During its heyday, Eastern Airlines was one of the original Big Four domestic carriers, before folding in 1991. This January, it is returning to the skies, beginning with a route to Guayaquil, Ecuador out of New York’s JFK International Airport. It’ll also serve Georgetown, Guyana and Jinan, China (pending the resolution of political tensions between the U.S. and China).
Eastern’s leadership is betting that there’s an audience for long-distance flights to underserved, secondary markets often not viable for major carriers.
“As we look at the world, we see a fairly significant opportunity as the aviation industry is consolidated. Big airlines with big airplanes need a lot of utilization to feed the aircraft—that leaves a lot of secondary markets without nonstop service,” said Steve Harfst, Eastern’s president and CEO, who has experience with smaller markets as the former chief operating officer of Allegiant Air and India’s IndiGo.
“We can serve these markets two to four times a week and be profitable,” he added. “Those markets aren’t big enough to support large legacy carriers.”
Eastern’s current business model bears no resemblance to the brand’s former glory, serving almost the entire country—including being the official airline of Walt Disney World—before folding in 1991 after the airline industry deregulated.
Its intellectual property was purchased by Dynamic International Airways in 2018 from another carrier that attempted to resurrect the brand through flights between Miami and Havana, Cuba, but failed to find a footing.
Dynamic International Airways, which had been offering domestic and international charter services predominantly in China, has since changed its name to Eastern. Harfst joined in 2019 after the company purchased the naming rights.
Initially lukewarm on the name, he’s warmed up to the idea of entering markets with a recognizable brand, albeit one that hasn’t flown regularly since the Reagan administration.
“When people hear Eastern, they immediately know who we are and what we do,” Harfst said, declining to say how much the company spent to reclaim the intellectual property. “There’s instant name recognition, which is really powerful.”
Unlike its predecessor, this version of Eastern doesn’t aspire to become one of America’s largest carriers. Private charter services will account for a little less than half of its business, with clients including the Department of Defense and several universities.

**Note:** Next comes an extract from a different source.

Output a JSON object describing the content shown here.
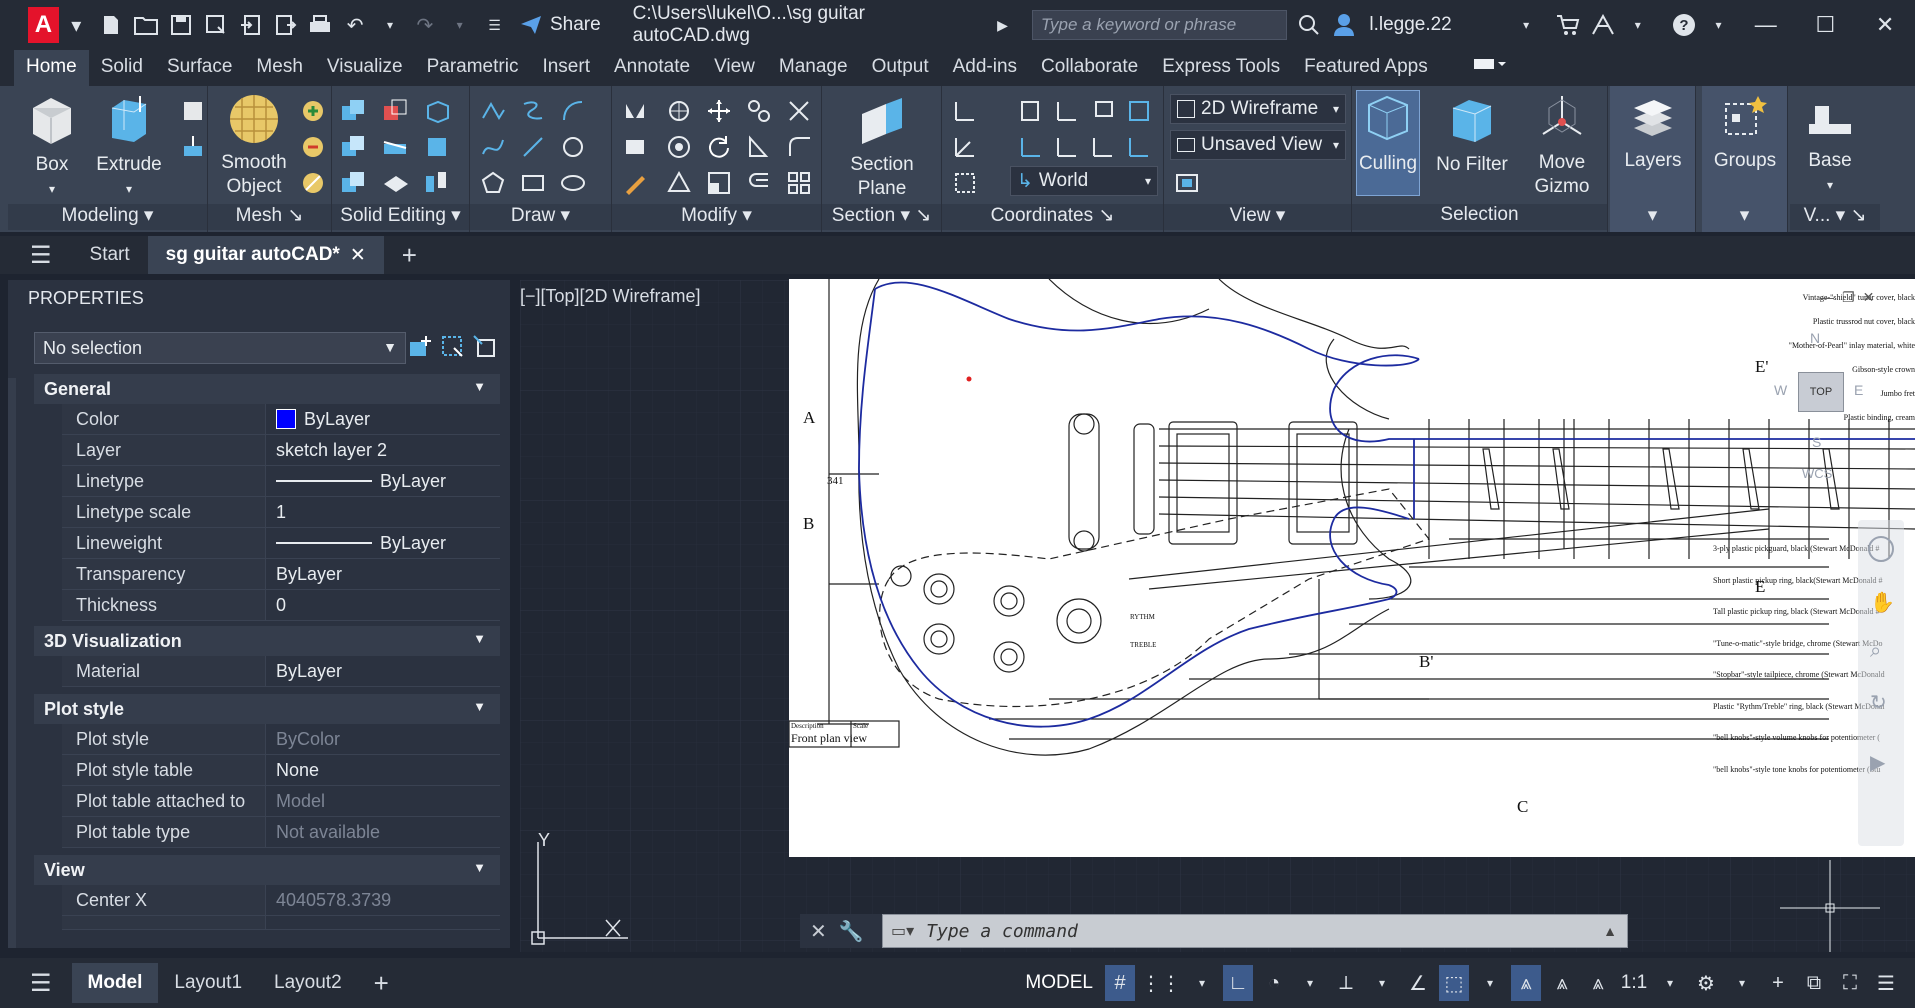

Eastern currently has eight wide-body, long-haul Boeing 767s, with plans to increase the size of its fleet by 30% next year. The carrier isn’t available to book through online travel agents yet, but Harfst hopes to be within the year.

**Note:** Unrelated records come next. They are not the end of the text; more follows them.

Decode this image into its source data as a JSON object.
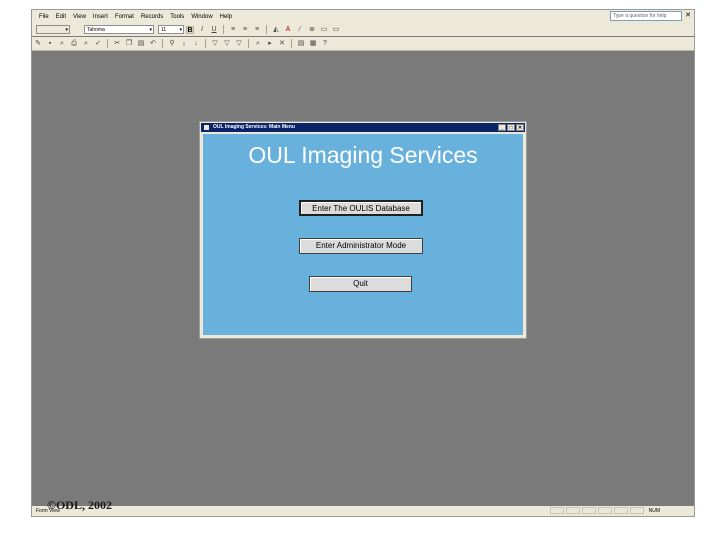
{
  "menu": [
    "File",
    "Edit",
    "View",
    "Insert",
    "Format",
    "Records",
    "Tools",
    "Window",
    "Help"
  ],
  "help_box": "Type a question for help",
  "doc_close": "✕",
  "toolbar1": {
    "object_box": "",
    "font_name": "Tahoma",
    "font_size": "11"
  },
  "dialog": {
    "title": "OUL Imaging Services: Main Menu",
    "heading": "OUL Imaging Services",
    "buttons": [
      "Enter The OULIS Database",
      "Enter Administrator Mode",
      "Quit"
    ],
    "controls": [
      "_",
      "□",
      "✕"
    ]
  },
  "statusbar": {
    "left": "Form View",
    "right": "NUM"
  },
  "watermark": "©ODL, 2002"
}
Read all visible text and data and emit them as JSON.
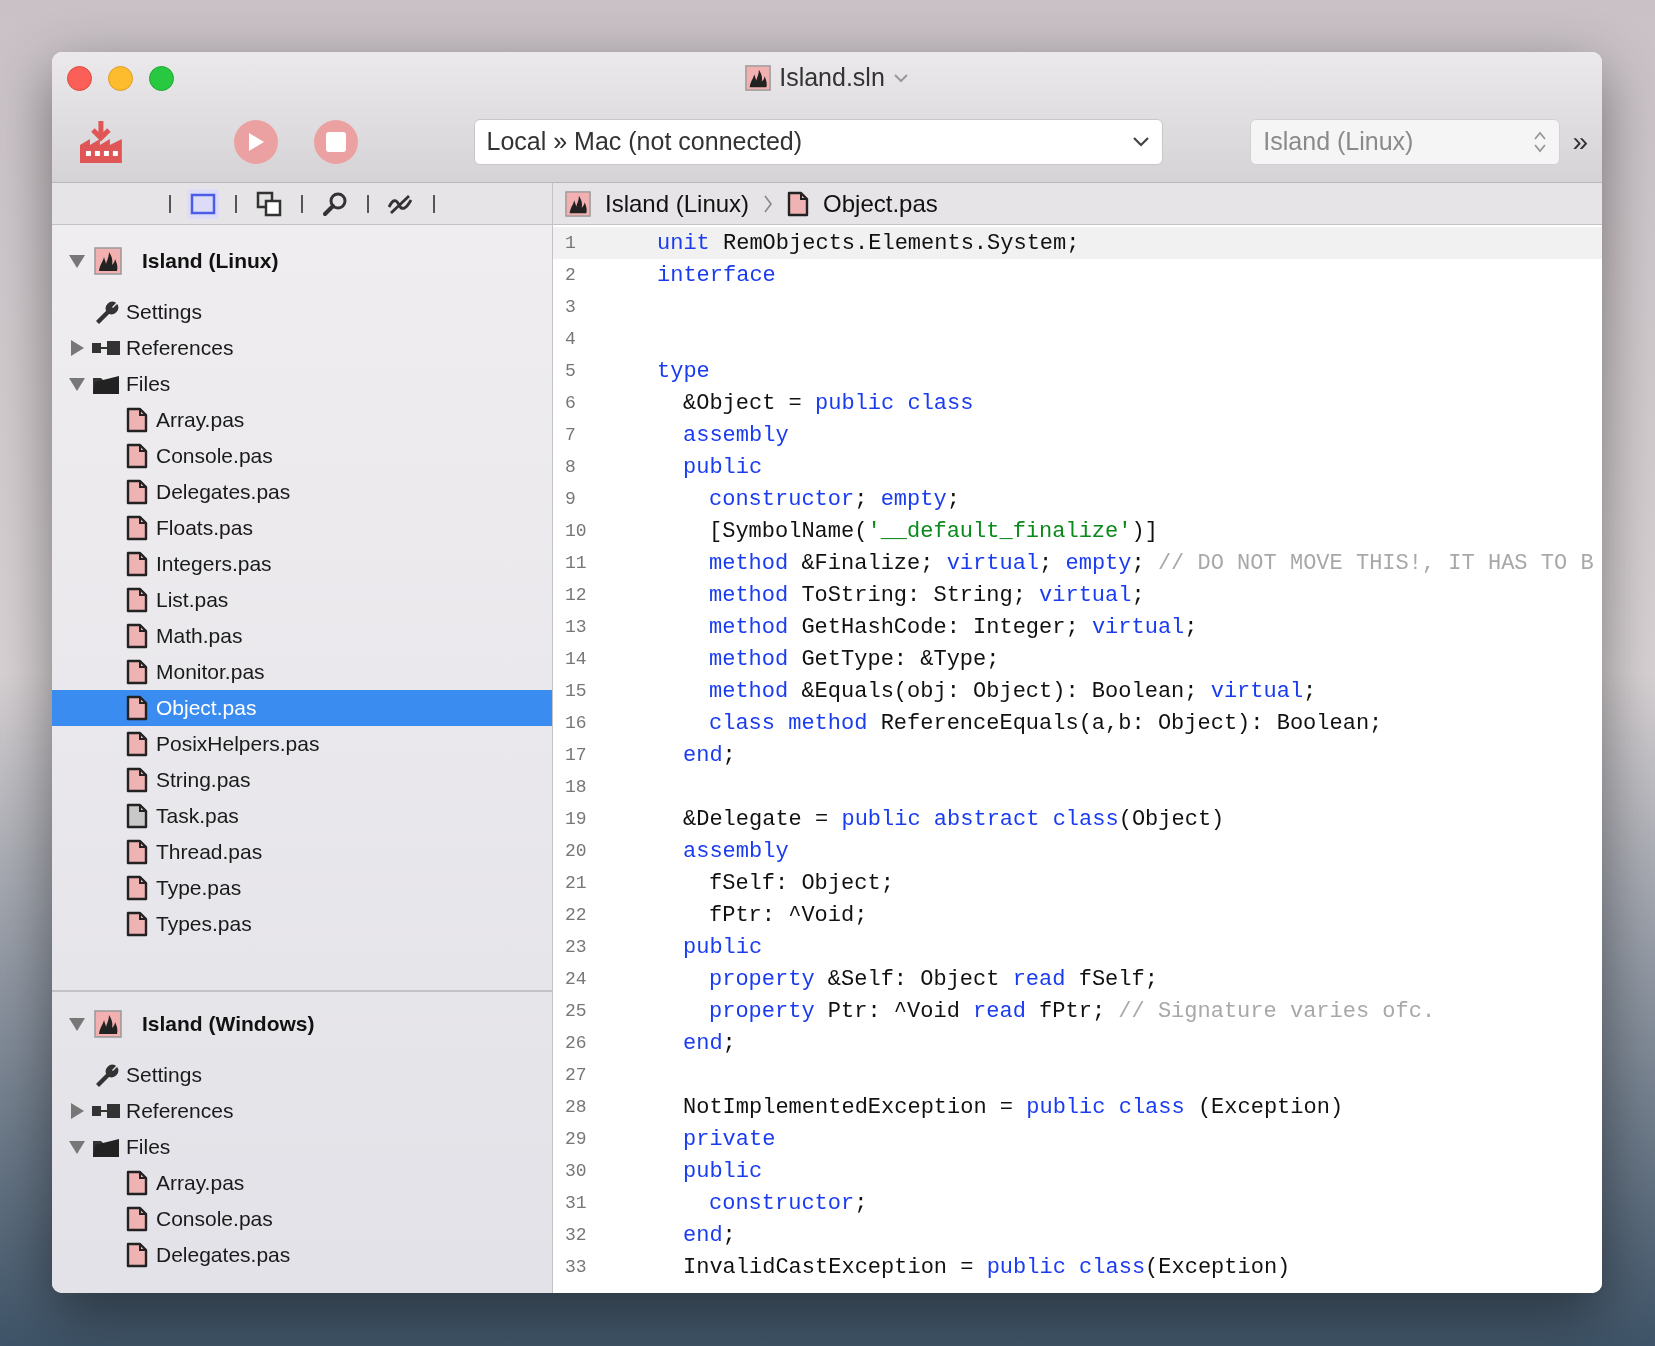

The latest iteration of Eastern will also get a rebrand to reintroduce itself to audiences both domestic and international. Designed by the creative agency Mechanica in partnership with brand strategy boutique Playbook Studio, the new logo will eschew Eastern’s classic “hockey stick” bird and two-tone blue livery for a topographic print unique to each destination: a bird’s eye view of the markets it’ll be serving.

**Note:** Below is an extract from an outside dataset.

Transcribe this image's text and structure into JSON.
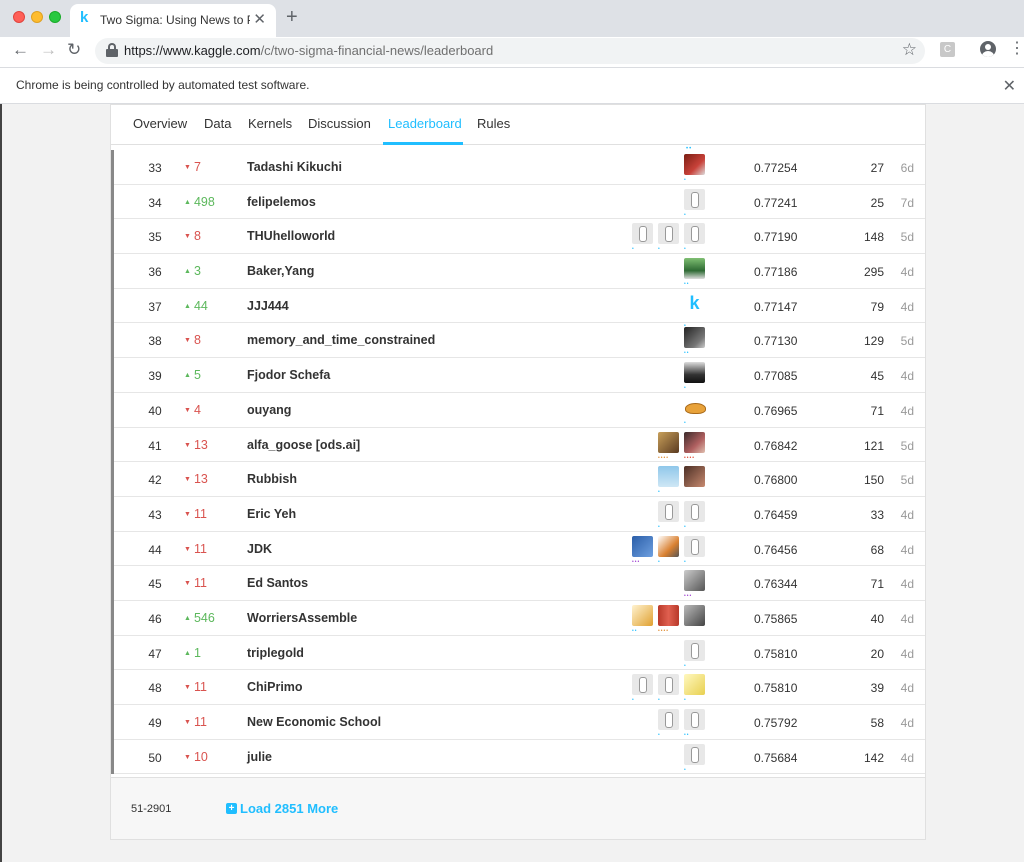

“It was one of the iconic brands … [from] that old, romantic time of flying,” said Libby DeLana, Mechanica’s creative director. “We wanted to honor the history; we weren’t looking to completely disown the past.”
The topographical prints will extend down onto the plane’s livery as well as the uniforms of its flight attendants, who are being recruited from the destinations Eastern serves.
As of now, Eastern is scheduled through May with routes to Ecuador and Guyana, and has plans to announce new markets this quarter. When asked how long it would take before he knows if his gamble is working, Harfst laughed and said, “We should know within six to nine months whether or not a market is responding.”